Status of JUNO’s Taishan Antineutrino Observatory
R. Li*  on behalf of the JUNO collaboration
*: corresponding author
Full text: pdf
Pre-published on: December 17, 2024
Published on: April 29, 2025
Abstract
The Taishan Antineutrino Observatory (TAO) is a satellite experiment of JUNO. It features a ton-level liquid scintillator detector, which operated at $-$50$\,^\circ$C and located 44 m from a reactor core of the Taishan Nuclear Power Plant. It detects reactor antineutrinos via the process of inverse beta decay (IBD).

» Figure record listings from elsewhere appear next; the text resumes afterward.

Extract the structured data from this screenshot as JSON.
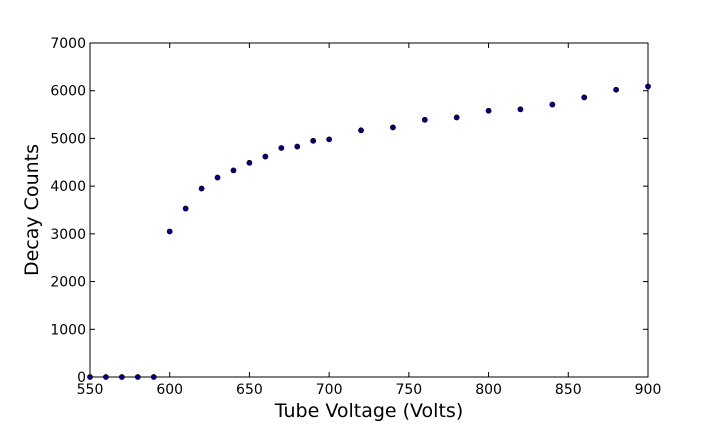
{
  "chart_data": {
    "type": "scatter",
    "title": "",
    "xlabel": "Tube Voltage (Volts)",
    "ylabel": "Decay Counts",
    "xlim": [
      550,
      900
    ],
    "ylim": [
      0,
      7000
    ],
    "xticks": [
      550,
      600,
      650,
      700,
      750,
      800,
      850,
      900
    ],
    "yticks": [
      0,
      1000,
      2000,
      3000,
      4000,
      5000,
      6000,
      7000
    ],
    "grid": false,
    "legend": "none",
    "marker_color": "#00008b",
    "series": [
      {
        "x": [
          550,
          560,
          570,
          580,
          590,
          600,
          610,
          620,
          630,
          640,
          650,
          660,
          670,
          680,
          690,
          700,
          720,
          740,
          760,
          780,
          800,
          820,
          840,
          860,
          880,
          900
        ],
        "y": [
          0,
          0,
          0,
          0,
          0,
          3050,
          3530,
          3950,
          4180,
          4330,
          4490,
          4620,
          4800,
          4830,
          4950,
          4980,
          5170,
          5230,
          5390,
          5440,
          5580,
          5610,
          5710,
          5860,
          6020,
          6090
        ]
      }
    ]
  }
}
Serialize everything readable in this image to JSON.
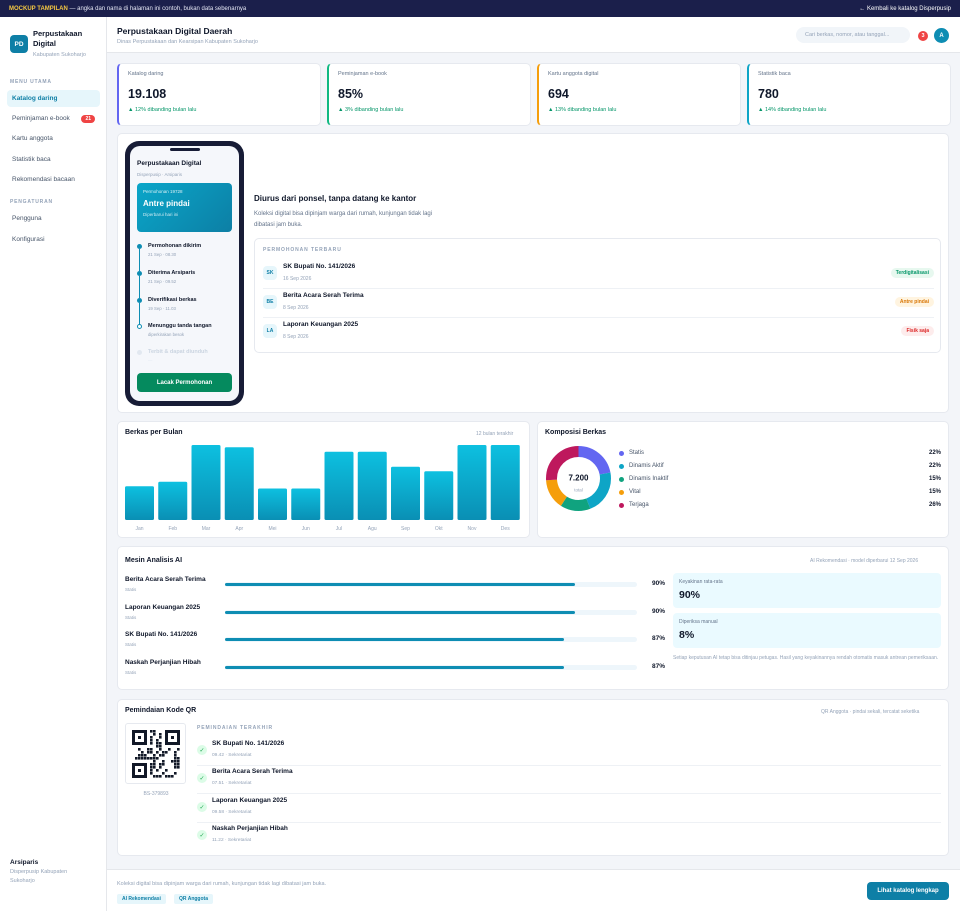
{
  "banner": {
    "tag": "MOCKUP TAMPILAN",
    "text": "— angka dan nama di halaman ini contoh, bukan data sebenarnya",
    "back": "← Kembali ke katalog Disperpusip"
  },
  "sidebar": {
    "logo": "PD",
    "app_name": "Perpustakaan Digital",
    "app_sub": "Kabupaten Sukoharjo",
    "section_main": "MENU UTAMA",
    "items": [
      {
        "label": "Katalog daring",
        "active": true
      },
      {
        "label": "Peminjaman e-book",
        "badge": "21"
      },
      {
        "label": "Kartu anggota"
      },
      {
        "label": "Statistik baca"
      },
      {
        "label": "Rekomendasi bacaan"
      }
    ],
    "section_settings": "PENGATURAN",
    "settings": [
      {
        "label": "Pengguna"
      },
      {
        "label": "Konfigurasi"
      }
    ],
    "user_name": "Arsiparis",
    "user_role": "Disperpusip Kabupaten Sukoharjo"
  },
  "header": {
    "title": "Perpustakaan Digital Daerah",
    "subtitle": "Dinas Perpustakaan dan Kearsipan Kabupaten Sukoharjo",
    "search_placeholder": "Cari berkas, nomor, atau tanggal...",
    "notif_count": "3",
    "avatar": "A"
  },
  "stats": [
    {
      "label": "Katalog daring",
      "value": "19.108",
      "delta": "▲ 12% dibanding bulan lalu",
      "accent": "#6366f1"
    },
    {
      "label": "Peminjaman e-book",
      "value": "85%",
      "delta": "▲ 3% dibanding bulan lalu",
      "accent": "#10b981"
    },
    {
      "label": "Kartu anggota digital",
      "value": "694",
      "delta": "▲ 13% dibanding bulan lalu",
      "accent": "#f59e0b"
    },
    {
      "label": "Statistik baca",
      "value": "780",
      "delta": "▲ 14% dibanding bulan lalu",
      "accent": "#0ea5c6"
    }
  ],
  "phone": {
    "title": "Perpustakaan Digital",
    "subtitle": "Disperpusip · Arsiparis",
    "request_no": "Permohonan 19728",
    "status": "Antre pindai",
    "updated": "Diperbarui hari ini",
    "timeline": [
      {
        "title": "Permohonan dikirim",
        "date": "21 Sep · 08.30",
        "state": "done"
      },
      {
        "title": "Diterima Arsiparis",
        "date": "21 Sep · 09.52",
        "state": "done"
      },
      {
        "title": "Diverifikasi berkas",
        "date": "19 Sep · 11.03",
        "state": "done"
      },
      {
        "title": "Menunggu tanda tangan",
        "date": "diperkirakan besok",
        "state": "current"
      },
      {
        "title": "Terbit & dapat diunduh",
        "date": "—",
        "state": "pending"
      }
    ],
    "button": "Lacak Permohonan"
  },
  "hero": {
    "title": "Diurus dari ponsel, tanpa datang ke kantor",
    "desc": "Koleksi digital bisa dipinjam warga dari rumah, kunjungan tidak lagi dibatasi jam buka.",
    "recent_header": "PERMOHONAN TERBARU",
    "recent": [
      {
        "code": "SK",
        "title": "SK Bupati No. 141/2026",
        "date": "16 Sep 2026",
        "status": "Terdigitalisasi",
        "status_color": "#059669",
        "status_bg": "#e7f8ef"
      },
      {
        "code": "BE",
        "title": "Berita Acara Serah Terima",
        "date": "8 Sep 2026",
        "status": "Antre pindai",
        "status_color": "#d97706",
        "status_bg": "#fff4e0"
      },
      {
        "code": "LA",
        "title": "Laporan Keuangan 2025",
        "date": "8 Sep 2026",
        "status": "Fisik saja",
        "status_color": "#dc2626",
        "status_bg": "#fdecec"
      }
    ]
  },
  "bar_panel": {
    "title": "Berkas per Bulan",
    "note": "12 bulan terakhir"
  },
  "comp_panel": {
    "title": "Komposisi Berkas",
    "total": "7.200",
    "total_label": "total"
  },
  "chart_data": [
    {
      "type": "bar",
      "categories": [
        "Jan",
        "Feb",
        "Mar",
        "Apr",
        "Mei",
        "Jun",
        "Jul",
        "Agu",
        "Sep",
        "Okt",
        "Nov",
        "Des"
      ],
      "values": [
        45,
        51,
        100,
        97,
        42,
        42,
        91,
        91,
        71,
        65,
        100,
        100
      ],
      "title": "Berkas per Bulan",
      "ylim": [
        0,
        100
      ]
    },
    {
      "type": "pie",
      "categories": [
        "Statis",
        "Dinamis Aktif",
        "Dinamis Inaktif",
        "Vital",
        "Terjaga"
      ],
      "values": [
        22,
        22,
        15,
        15,
        26
      ],
      "colors": [
        "#6366f1",
        "#0ea5c6",
        "#10a37f",
        "#f59e0b",
        "#be185d"
      ],
      "title": "Komposisi Berkas"
    }
  ],
  "ai": {
    "title": "Mesin Analisis AI",
    "note": "AI Rekomendasi · model diperbarui 12 Sep 2026",
    "rows": [
      {
        "title": "Berita Acara Serah Terima",
        "sub": "Statis",
        "pct": 90,
        "pct_label": "90%"
      },
      {
        "title": "Laporan Keuangan 2025",
        "sub": "Statis",
        "pct": 90,
        "pct_label": "90%"
      },
      {
        "title": "SK Bupati No. 141/2026",
        "sub": "Statis",
        "pct": 87,
        "pct_label": "87%"
      },
      {
        "title": "Naskah Perjanjian Hibah",
        "sub": "Statis",
        "pct": 87,
        "pct_label": "87%"
      }
    ],
    "avg_label": "Keyakinan rata-rata",
    "avg_value": "90%",
    "manual_label": "Diperiksa manual",
    "manual_value": "8%",
    "footnote": "Setiap keputusan AI tetap bisa ditinjau petugas. Hasil yang keyakinannya rendah otomatis masuk antrean pemeriksaan."
  },
  "qr": {
    "title": "Pemindaian Kode QR",
    "note": "QR Anggota · pindai sekali, tercatat seketika",
    "code": "BS-379893",
    "header": "PEMINDAIAN TERAKHIR",
    "scans": [
      {
        "title": "SK Bupati No. 141/2026",
        "time": "09.42 · Sekretariat"
      },
      {
        "title": "Berita Acara Serah Terima",
        "time": "07.51 · Sekretariat"
      },
      {
        "title": "Laporan Keuangan 2025",
        "time": "09.58 · Sekretariat"
      },
      {
        "title": "Naskah Perjanjian Hibah",
        "time": "11.22 · Sekretariat"
      }
    ]
  },
  "footer": {
    "text": "Koleksi digital bisa dipinjam warga dari rumah, kunjungan tidak lagi dibatasi jam buka.",
    "chip1": "AI Rekomendasi",
    "chip2": "QR Anggota",
    "cta": "Lihat katalog lengkap"
  }
}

To collect photoelectrons, Silicon photomultipliers (SiPM) that provide nearly 95% coverage and approximately 50% photon detection efficiency are employed, achieving a light yield of around 4500 photoelectrons per MeV. The dark noise of SiPMs is suppressed by several orders of magnitude through cooling the detector to $-$50$\,^\circ$C. The main goal of TAO is to precisely measure the energy spectrum of reactor antineutrinos with a high energy resolution of less than 2% at 1 MeV. It will deliver a reference energy spectrum for JUNO, helping to reduce the uncertainties from the reactor antineutrino flux and spectrum model, and providing a benchmark for nuclear databases. Furthermore, TAO will also search for light sterile neutrinos with a mass scale around 1 eV and contribute to validating technologies for reactor monitoring and safeguards. This talk outlines the preliminary results of TAO 1:1 prototype and presents the latest status of final TAO detector.